Dalam negara berbasis Islam, uang dipungut dalam bentuk Zakat, Infak dan Sedekah (ZIS). Membayar Zakat sifatnya obligasi, sedangkan infak dan sedekah bersifat sukarela. Semua uang itu dikumpulkan dalam Baitul Maal.

Di negara barat, uang dikumpulkan melalui pajak. Pajak dikenakan pada individual maupun korporasi. Jenis pajak bervariasi, seperti pajak penghasilan, pajak restoran, pajak pertambahan nilai, pajak warisan, pajak lingkungan dan lain sebagai. Uang ini akan dianggarkan dalam rencana pembelanjaan negara.

Soal pajak ini, secara filosofis sebagian orang menuduh pemerintah mencuri (theft) uang rakyat, karena rakyat bekerja keras, sedangkan pemerintah hanya menarik uang mereka, bahkan dengan paksa. Hal ini khususnya dirasakan kalangan liberal/konservatif, yang merasa bahwa kekayaan mereka adalah semata-mata karena kerja keras individual mereka, tidak ada urusan negara.

Kelompok lainnya melihat dari sisi berbeda. Mereka melihat justru uang yang diambil dari rakyat itu, pajak dan lainnya, justru dibutuhkan untuk membangun masyarakat yang ideal, harmonis dan bahagia.

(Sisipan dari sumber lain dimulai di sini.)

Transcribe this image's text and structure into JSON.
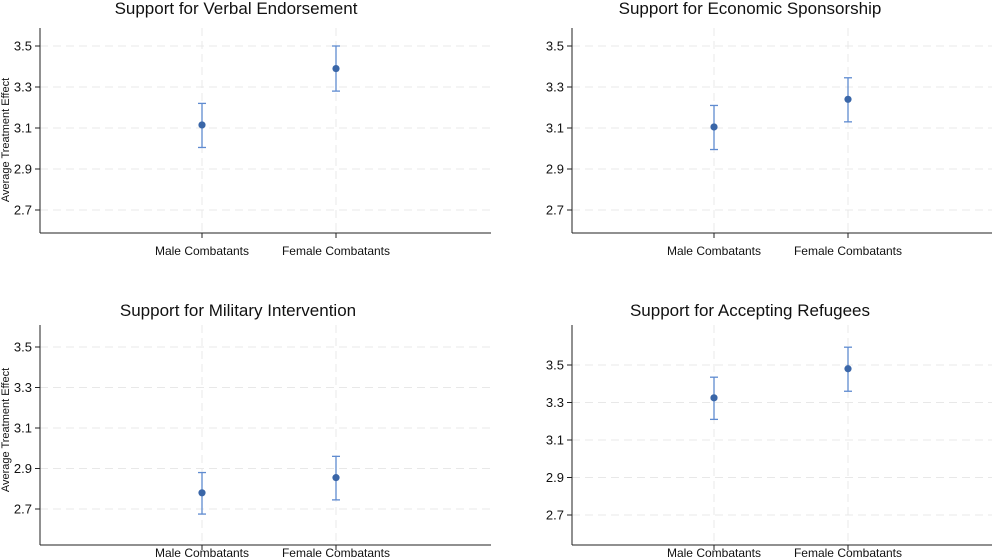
{
  "chart_data": [
    {
      "type": "scatter",
      "title": "Support for Verbal Endorsement",
      "ylabel": "Average Treatment Effect",
      "xlabel": "",
      "categories": [
        "Male Combatants",
        "Female Combatants"
      ],
      "values": [
        3.115,
        3.39
      ],
      "ci_low": [
        3.005,
        3.28
      ],
      "ci_high": [
        3.22,
        3.5
      ],
      "yticks": [
        "2.7",
        "2.9",
        "3.1",
        "3.3",
        "3.5"
      ],
      "ylim": [
        2.52,
        3.62
      ],
      "grid": true
    },
    {
      "type": "scatter",
      "title": "Support for Economic Sponsorship",
      "ylabel": "",
      "xlabel": "",
      "categories": [
        "Male Combatants",
        "Female Combatants"
      ],
      "values": [
        3.105,
        3.24
      ],
      "ci_low": [
        2.995,
        3.13
      ],
      "ci_high": [
        3.21,
        3.345
      ],
      "yticks": [
        "2.7",
        "2.9",
        "3.1",
        "3.3",
        "3.5"
      ],
      "ylim": [
        2.52,
        3.62
      ],
      "grid": true
    },
    {
      "type": "scatter",
      "title": "Support for Military Intervention",
      "ylabel": "Average Treatment Effect",
      "xlabel": "",
      "categories": [
        "Male Combatants",
        "Female Combatants"
      ],
      "values": [
        2.78,
        2.855
      ],
      "ci_low": [
        2.675,
        2.745
      ],
      "ci_high": [
        2.88,
        2.96
      ],
      "yticks": [
        "2.7",
        "2.9",
        "3.1",
        "3.3",
        "3.5"
      ],
      "ylim": [
        2.6,
        3.62
      ],
      "grid": true
    },
    {
      "type": "scatter",
      "title": "Support for Accepting Refugees",
      "ylabel": "",
      "xlabel": "",
      "categories": [
        "Male Combatants",
        "Female Combatants"
      ],
      "values": [
        3.325,
        3.48
      ],
      "ci_low": [
        3.21,
        3.36
      ],
      "ci_high": [
        3.435,
        3.595
      ],
      "yticks": [
        "2.7",
        "2.9",
        "3.1",
        "3.3",
        "3.5"
      ],
      "ylim": [
        2.58,
        3.72
      ],
      "grid": true
    }
  ],
  "colors": {
    "marker": "#3a66a8",
    "errorbar": "#5f8bd0",
    "grid": "#e8e8e8",
    "axis": "#222222"
  }
}
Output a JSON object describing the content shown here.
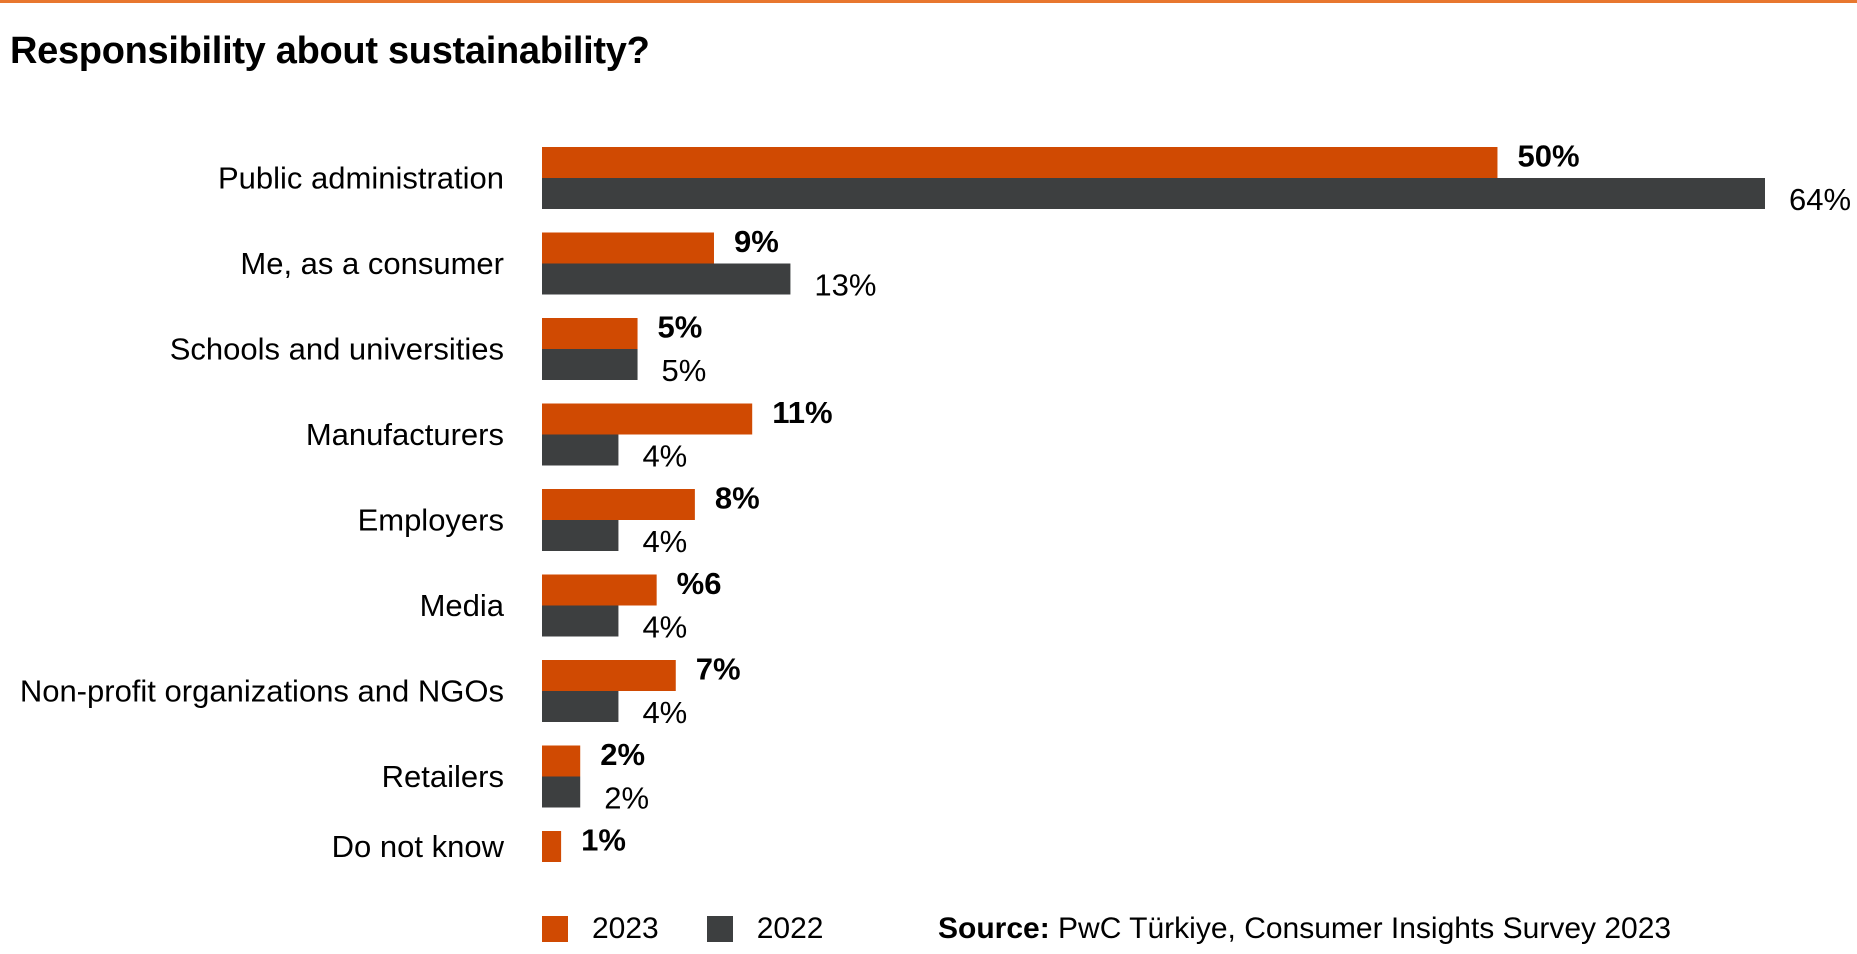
{
  "chart_data": {
    "type": "bar",
    "orientation": "horizontal",
    "title": "Responsibility about sustainability?",
    "categories": [
      "Public administration",
      "Me, as a consumer",
      "Schools and universities",
      "Manufacturers",
      "Employers",
      "Media",
      "Non-profit organizations and NGOs",
      "Retailers",
      "Do not know"
    ],
    "series": [
      {
        "name": "2023",
        "color": "#d04a02",
        "values": [
          50,
          9,
          5,
          11,
          8,
          6,
          7,
          2,
          1
        ],
        "labels": [
          "50%",
          "9%",
          "5%",
          "11%",
          "8%",
          "%6",
          "7%",
          "2%",
          "1%"
        ]
      },
      {
        "name": "2022",
        "color": "#3d3f40",
        "values": [
          64,
          13,
          5,
          4,
          4,
          4,
          4,
          2,
          null
        ],
        "labels": [
          "64%",
          "13%",
          "5%",
          "4%",
          "4%",
          "4%",
          "4%",
          "2%",
          null
        ]
      }
    ],
    "xlim": [
      0,
      64
    ],
    "grid": false,
    "legend_position": "bottom-left"
  },
  "title": "Responsibility about sustainability?",
  "accent_color": "#e8772e",
  "source": {
    "label": "Source:",
    "text": " PwC Türkiye, Consumer Insights Survey 2023"
  }
}
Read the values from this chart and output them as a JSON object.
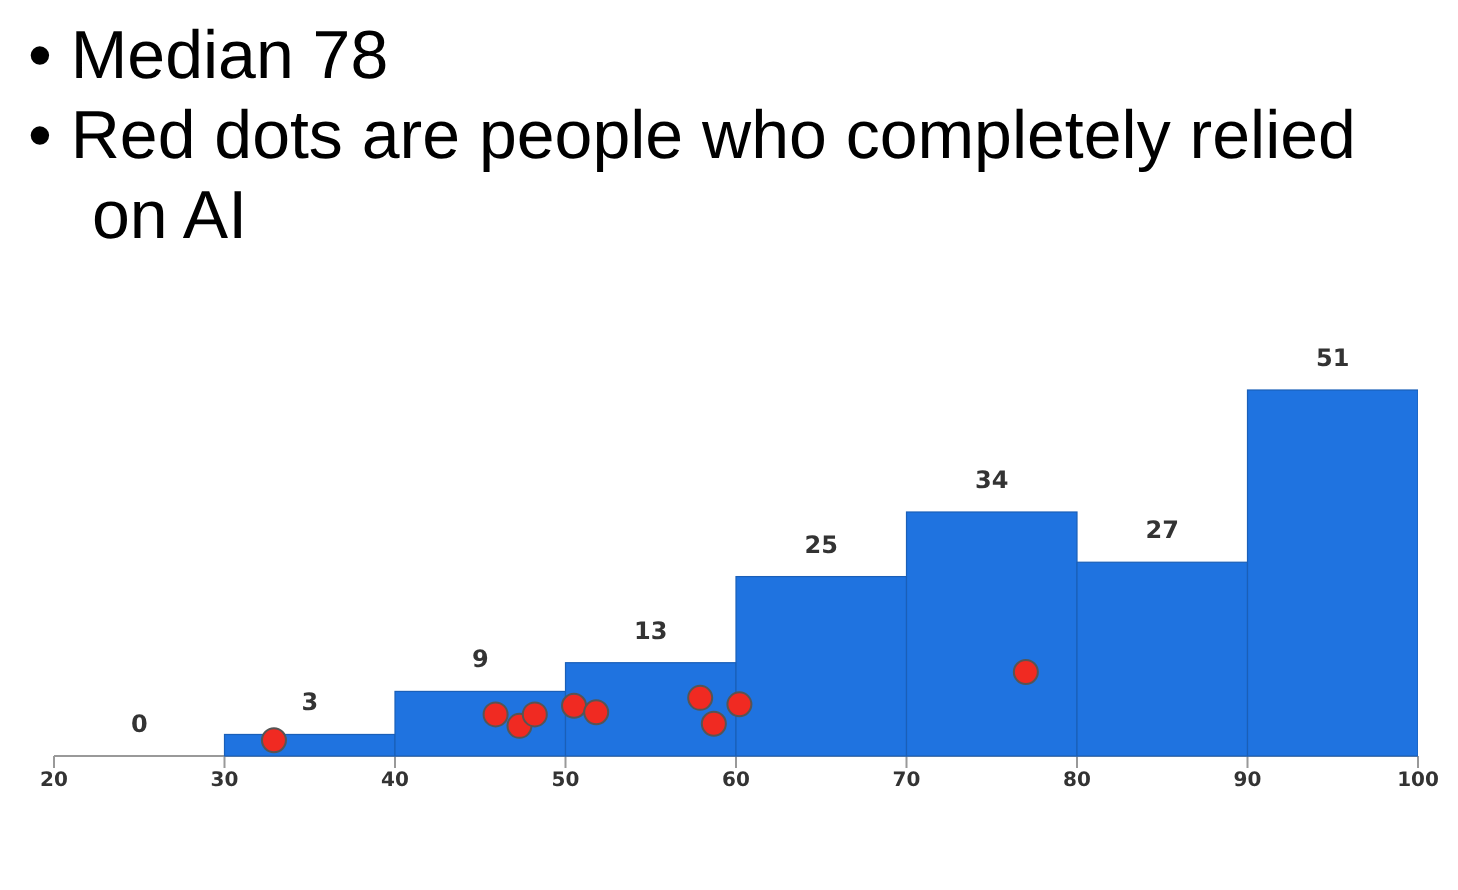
{
  "chart_data": {
    "type": "histogram",
    "annotations": [
      "• Median 78",
      "• Red dots are people who completely relied on AI"
    ],
    "bins": [
      20,
      30,
      40,
      50,
      60,
      70,
      80,
      90,
      100
    ],
    "values": [
      0,
      3,
      9,
      13,
      25,
      34,
      27,
      51
    ],
    "color": "#1f73e0",
    "value_labels": [
      "0",
      "3",
      "9",
      "13",
      "25",
      "34",
      "27",
      "51"
    ],
    "xlim": [
      20,
      100
    ],
    "xticks": [
      20,
      30,
      40,
      50,
      60,
      70,
      80,
      90,
      100
    ],
    "tick_labels": "x",
    "series": [
      {
        "type": "scatter",
        "color": "#f02a22",
        "marker": "circle",
        "x": [
          32.9,
          45.9,
          47.3,
          48.2,
          50.5,
          51.8,
          57.9,
          58.7,
          60.2,
          77.0
        ],
        "values": [
          2.2,
          5.8,
          4.2,
          5.8,
          7,
          6.1,
          8.1,
          4.5,
          7.2,
          11.7
        ]
      }
    ]
  }
}
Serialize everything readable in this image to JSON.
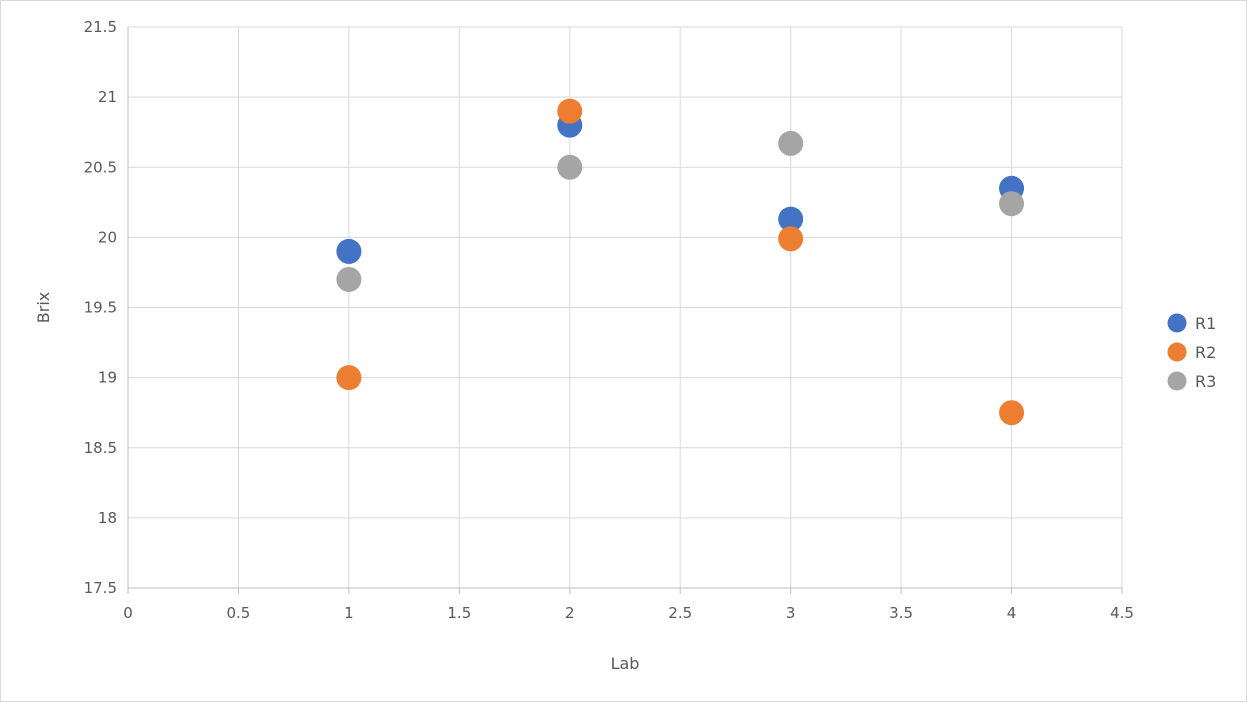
{
  "chart_data": {
    "type": "scatter",
    "title": "",
    "xlabel": "Lab",
    "ylabel": "Brix",
    "xlim": [
      0,
      4.5
    ],
    "ylim": [
      17.5,
      21.5
    ],
    "x_ticks": [
      "0",
      "0.5",
      "1",
      "1.5",
      "2",
      "2.5",
      "3",
      "3.5",
      "4",
      "4.5"
    ],
    "y_ticks": [
      "17.5",
      "18",
      "18.5",
      "19",
      "19.5",
      "20",
      "20.5",
      "21",
      "21.5"
    ],
    "grid": true,
    "legend_position": "right",
    "series": [
      {
        "name": "R1",
        "color": "#4472C4",
        "points": [
          {
            "x": 1,
            "y": 19.9
          },
          {
            "x": 2,
            "y": 20.8
          },
          {
            "x": 3,
            "y": 20.13
          },
          {
            "x": 4,
            "y": 20.35
          }
        ]
      },
      {
        "name": "R2",
        "color": "#ED7D31",
        "points": [
          {
            "x": 1,
            "y": 19.0
          },
          {
            "x": 2,
            "y": 20.9
          },
          {
            "x": 3,
            "y": 19.99
          },
          {
            "x": 4,
            "y": 18.75
          }
        ]
      },
      {
        "name": "R3",
        "color": "#A5A5A5",
        "points": [
          {
            "x": 1,
            "y": 19.7
          },
          {
            "x": 2,
            "y": 20.5
          },
          {
            "x": 3,
            "y": 20.67
          },
          {
            "x": 4,
            "y": 20.24
          }
        ]
      }
    ]
  }
}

Baca Juga  ALMISBAT dan POJOK DESA Terus Mengawal Reforma Agraria dan Perhutanan Sosial

Tax Justice Network, sebuah LSM di Inggris, dalam websitenya, “What are the four ‘RS’ Of tax?”, mengatakan ada 4 R yang penting dari pajak untuk kebaikan, yakni;

1) Revenue, pendapatan untuk membiayai pelayanan umum dan ,infrastruktur.
2) Redistribusion, redistribusi kekayaan negara dan bangsa untuk tercapainya keadilan.
3) Repricing, yakni mengontrol harga untuk mengendalikan hal-hal buruk buat kepentingan umum, seperti rokokt dan emisi karbon.
4) Representation, yakni membangun masyarakat demokratis.

Pejabat komisioner IRS di Amerika selalu berada dalam tekanan tarik menarik dalam melayani pajak untuk keperluan perang dan keadilan rakyat versus pajak untuk melayani orang-orang kaya. Namun, umumnya pejabat pajak tidak terlibat dalam skandal kejahatan memperkaya diri mereka.

John Konsinen, mantan komisioner IRS di era Obama dan Trump, misalnya, mendapatkan tekanan berupa resolusi impeachment dari pihak Republikan, karena dianggap terlibat menginvestigasi harta orang-orang kaya. Sebaliknya, mendapatkan tekanan dari partai Demokrat agar menyelesaikan pembebasan pajak bagi semua lembaga sosial dan lembaga amal. Tekanan ini merupakan persoalan tarik menarik ideologis, bukan seperti Rafael dan kawan-kawannya di Indonesia, yang memperkaya diri secara rakus.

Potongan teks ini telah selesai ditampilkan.